Statement Coverage Testing Example
Suppose we have the following code:
- def sum(a, b):
- result = a + b
- if result > 10:
- return “Result is greater than 10”
- return “Result is less than or equal to 10”
To perform statement coverage testing, we need to create a set of test cases that will execute each statement at least once. Here’s an example of three test cases:
Test Case 1:
This test case will execute lines 1, 2, 5, and 6. It will not execute line 3 because the result is less than or equal to 10.
Test Case 2:
This test case will execute lines 1, 2, and 3. It will not execute line 6 because the result is greater than 10.
Test Case 3:
This test case will execute lines 1, 2, 3, and 4. It will not execute line 5 because the result is greater than 10.
By executing these three test cases, we have covered all statements in the code. Test Case 1 covers lines 1, 2, 5, and 6. Test Case 2 covers lines 1, 2, and 3. Test Case 3 covers lines 1, 2, 3, and 4. Therefore, we can conclude that we have achieved 100% statement coverage testing for this code.
Note that achieving statement coverage testing does not necessarily mean that the code is free from defects. We also need to consider other types of testing, such as branch coverage testing and input validation testing, to ensure that the code behaves correctly under different conditions and scenarios.
Advantages of Statement Coverage Testing
- Helps in identifying dead code: Statement coverage testing helps in identifying any statements in the code that are not executed during testing. These statements are known as dead code and can be removed to improve the code’s readability and maintainability.
- Provides a metric for measuring test coverage: Statement coverage testing provides a metric for measuring how much of the code has been executed during testing. This metric can help in determining the quality of the test suite and identifying any areas of the code that require further testing.
- Improves code reliability: By testing all executable statements in the code, statement coverage testing helps in identifying any errors or defects that may have been introduced during the development process. This can help in improving the reliability of the code and reduce the likelihood of bugs in production.
- Helps in debugging: When a test fails during statement coverage testing, it provides a clear indication of which statement(s) in the code is causing the failure.
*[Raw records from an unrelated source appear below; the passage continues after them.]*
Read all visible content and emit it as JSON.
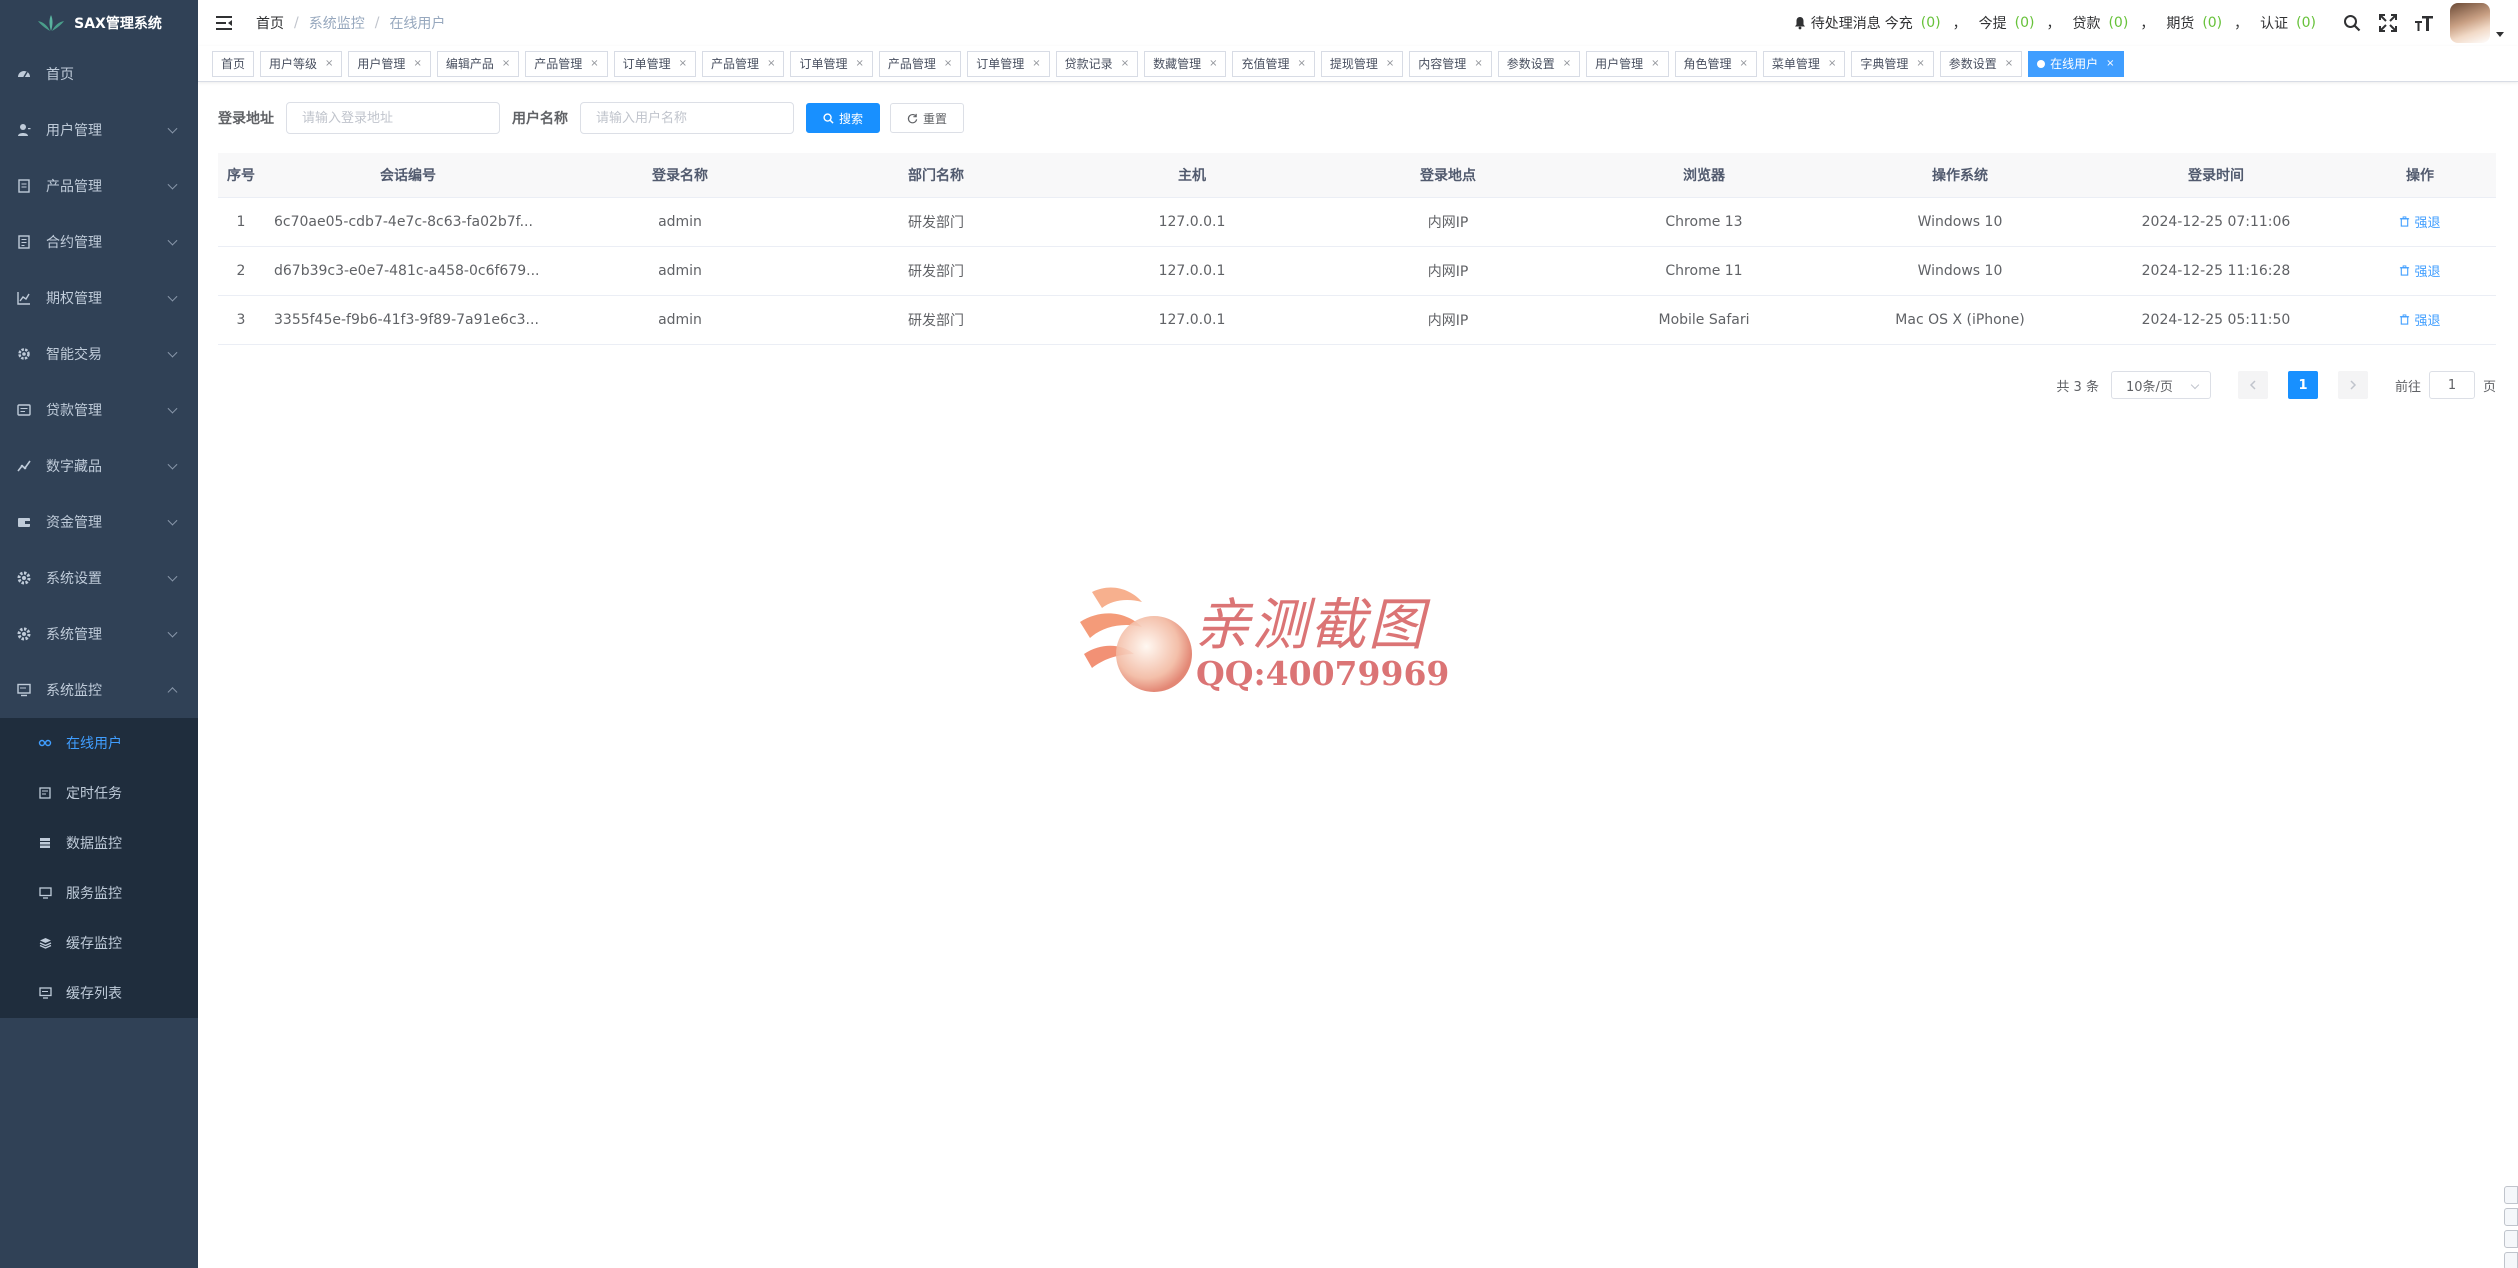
{
  "app": {
    "title": "SAX管理系统",
    "accent_color": "#409eff",
    "sidebar_bg": "#304156"
  },
  "sidebar": {
    "items": [
      {
        "label": "首页",
        "icon": "dashboard-icon",
        "has_children": false
      },
      {
        "label": "用户管理",
        "icon": "user-icon",
        "has_children": true
      },
      {
        "label": "产品管理",
        "icon": "document-icon",
        "has_children": true
      },
      {
        "label": "合约管理",
        "icon": "contract-icon",
        "has_children": true
      },
      {
        "label": "期权管理",
        "icon": "chart-icon",
        "has_children": true
      },
      {
        "label": "智能交易",
        "icon": "gear-icon",
        "has_children": true
      },
      {
        "label": "贷款管理",
        "icon": "loan-icon",
        "has_children": true
      },
      {
        "label": "数字藏品",
        "icon": "trend-icon",
        "has_children": true
      },
      {
        "label": "资金管理",
        "icon": "wallet-icon",
        "has_children": true
      },
      {
        "label": "系统设置",
        "icon": "settings-icon",
        "has_children": true
      },
      {
        "label": "系统管理",
        "icon": "system-icon",
        "has_children": true
      },
      {
        "label": "系统监控",
        "icon": "monitor-icon",
        "has_children": true,
        "expanded": true
      }
    ],
    "submenu": [
      {
        "label": "在线用户",
        "icon": "online-icon",
        "active": true
      },
      {
        "label": "定时任务",
        "icon": "job-icon",
        "active": false
      },
      {
        "label": "数据监控",
        "icon": "database-icon",
        "active": false
      },
      {
        "label": "服务监控",
        "icon": "server-icon",
        "active": false
      },
      {
        "label": "缓存监控",
        "icon": "cache-icon",
        "active": false
      },
      {
        "label": "缓存列表",
        "icon": "list-icon",
        "active": false
      }
    ]
  },
  "navbar": {
    "breadcrumb": [
      "首页",
      "系统监控",
      "在线用户"
    ],
    "messages": {
      "label": "待处理消息",
      "items": [
        {
          "key": "今充",
          "count": "(0)"
        },
        {
          "key": "今提",
          "count": "(0)"
        },
        {
          "key": "贷款",
          "count": "(0)"
        },
        {
          "key": "期货",
          "count": "(0)"
        },
        {
          "key": "认证",
          "count": "(0)"
        }
      ],
      "separator": "，"
    }
  },
  "tags": [
    {
      "label": "首页",
      "closable": false
    },
    {
      "label": "用户等级",
      "closable": true
    },
    {
      "label": "用户管理",
      "closable": true
    },
    {
      "label": "编辑产品",
      "closable": true
    },
    {
      "label": "产品管理",
      "closable": true
    },
    {
      "label": "订单管理",
      "closable": true
    },
    {
      "label": "产品管理",
      "closable": true
    },
    {
      "label": "订单管理",
      "closable": true
    },
    {
      "label": "产品管理",
      "closable": true
    },
    {
      "label": "订单管理",
      "closable": true
    },
    {
      "label": "贷款记录",
      "closable": true
    },
    {
      "label": "数藏管理",
      "closable": true
    },
    {
      "label": "充值管理",
      "closable": true
    },
    {
      "label": "提现管理",
      "closable": true
    },
    {
      "label": "内容管理",
      "closable": true
    },
    {
      "label": "参数设置",
      "closable": true
    },
    {
      "label": "用户管理",
      "closable": true
    },
    {
      "label": "角色管理",
      "closable": true
    },
    {
      "label": "菜单管理",
      "closable": true
    },
    {
      "label": "字典管理",
      "closable": true
    },
    {
      "label": "参数设置",
      "closable": true
    },
    {
      "label": "在线用户",
      "closable": true,
      "active": true
    }
  ],
  "search": {
    "ip_label": "登录地址",
    "ip_placeholder": "请输入登录地址",
    "user_label": "用户名称",
    "user_placeholder": "请输入用户名称",
    "search_btn": "搜索",
    "reset_btn": "重置"
  },
  "table": {
    "columns": [
      "序号",
      "会话编号",
      "登录名称",
      "部门名称",
      "主机",
      "登录地点",
      "浏览器",
      "操作系统",
      "登录时间",
      "操作"
    ],
    "rows": [
      [
        "1",
        "6c70ae05-cdb7-4e7c-8c63-fa02b7f...",
        "admin",
        "研发部门",
        "127.0.0.1",
        "内网IP",
        "Chrome 13",
        "Windows 10",
        "2024-12-25 07:11:06",
        "强退"
      ],
      [
        "2",
        "d67b39c3-e0e7-481c-a458-0c6f679...",
        "admin",
        "研发部门",
        "127.0.0.1",
        "内网IP",
        "Chrome 11",
        "Windows 10",
        "2024-12-25 11:16:28",
        "强退"
      ],
      [
        "3",
        "3355f45e-f9b6-41f3-9f89-7a91e6c3...",
        "admin",
        "研发部门",
        "127.0.0.1",
        "内网IP",
        "Mobile Safari",
        "Mac OS X (iPhone)",
        "2024-12-25 05:11:50",
        "强退"
      ]
    ]
  },
  "pagination": {
    "total_text": "共 3 条",
    "page_size": "10条/页",
    "current_page": "1",
    "goto_prefix": "前往",
    "goto_value": "1",
    "goto_suffix": "页"
  },
  "watermark": {
    "line1": "亲测截图",
    "line2": "QQ:40079969"
  }
}
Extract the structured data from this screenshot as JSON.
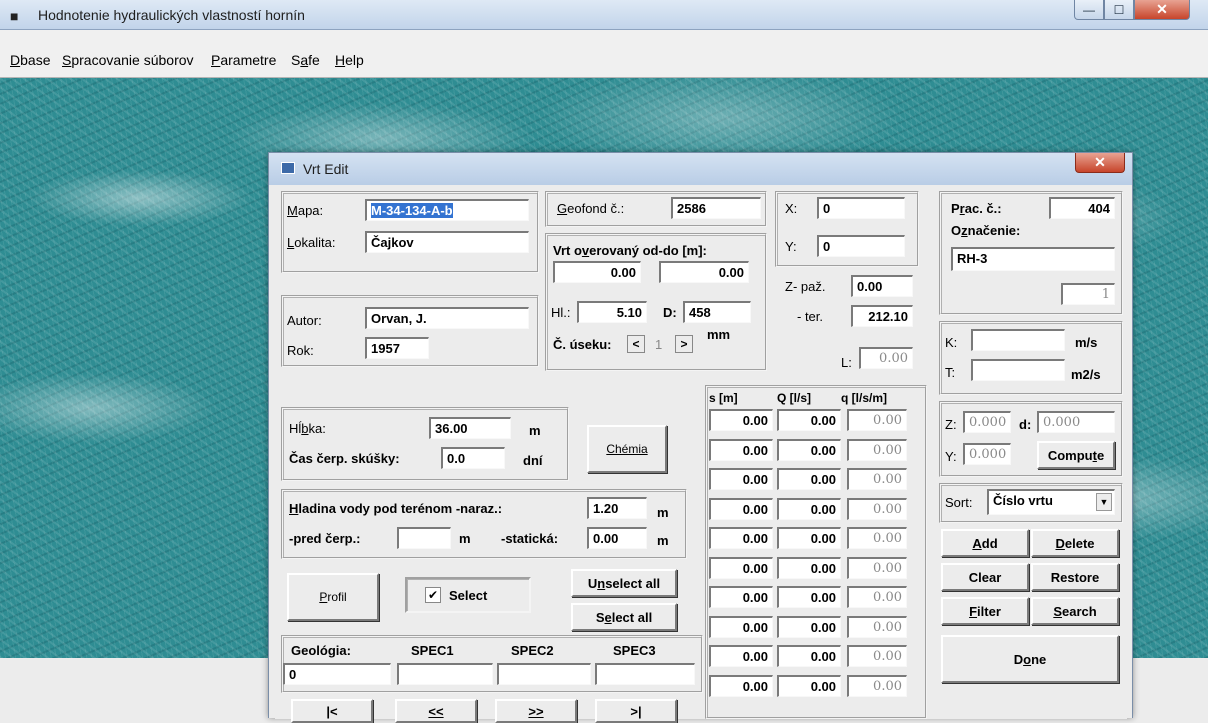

This can help in quickly identifying and fixing the problem.
- Helps in compliance with industry standards: Many industry standards and regulatory bodies require that software applications undergo thorough testing, including statement coverage testing. By performing statement coverage testing, organizations can demonstrate their compliance with these standards and regulations.
Disadvantages of Statement Coverage Testing
- Does not guarantee complete testing: Statement coverage testing only ensures that each statement in the code is executed at least once during testing. However, it does not guarantee that all possible scenarios and input combinations have been tested. Therefore, it is possible to have code that has achieved 100% statement coverage but still contains defects.
- Focuses on code structure rather than behavior: Statement coverage testing focuses on testing each statement in the code, regardless of the behavior or outcome of the code. This means that it may not detect errors that are caused by interactions between different parts of the code or errors that occur during runtime.
- Ignores non-executable statements: Statement coverage testing only considers executable statements in the code and ignores non-executable statements such as comments, declarations, and whitespace. This means that code coverage metrics may be misleading and not accurately reflect the quality of the code.
- Can be time-consuming: Achieving 100% statement coverage testing can be time-consuming and may require many test cases. This can be impractical, particularly for complex software applications, where achieving 100% statement coverage may not be feasible.
- Can lead to over-reliance on coverage metrics: Focusing solely on achieving high statement coverage metrics can lead to over-reliance on the metrics and neglect other important testing aspects such as input validation, error handling, and security testing.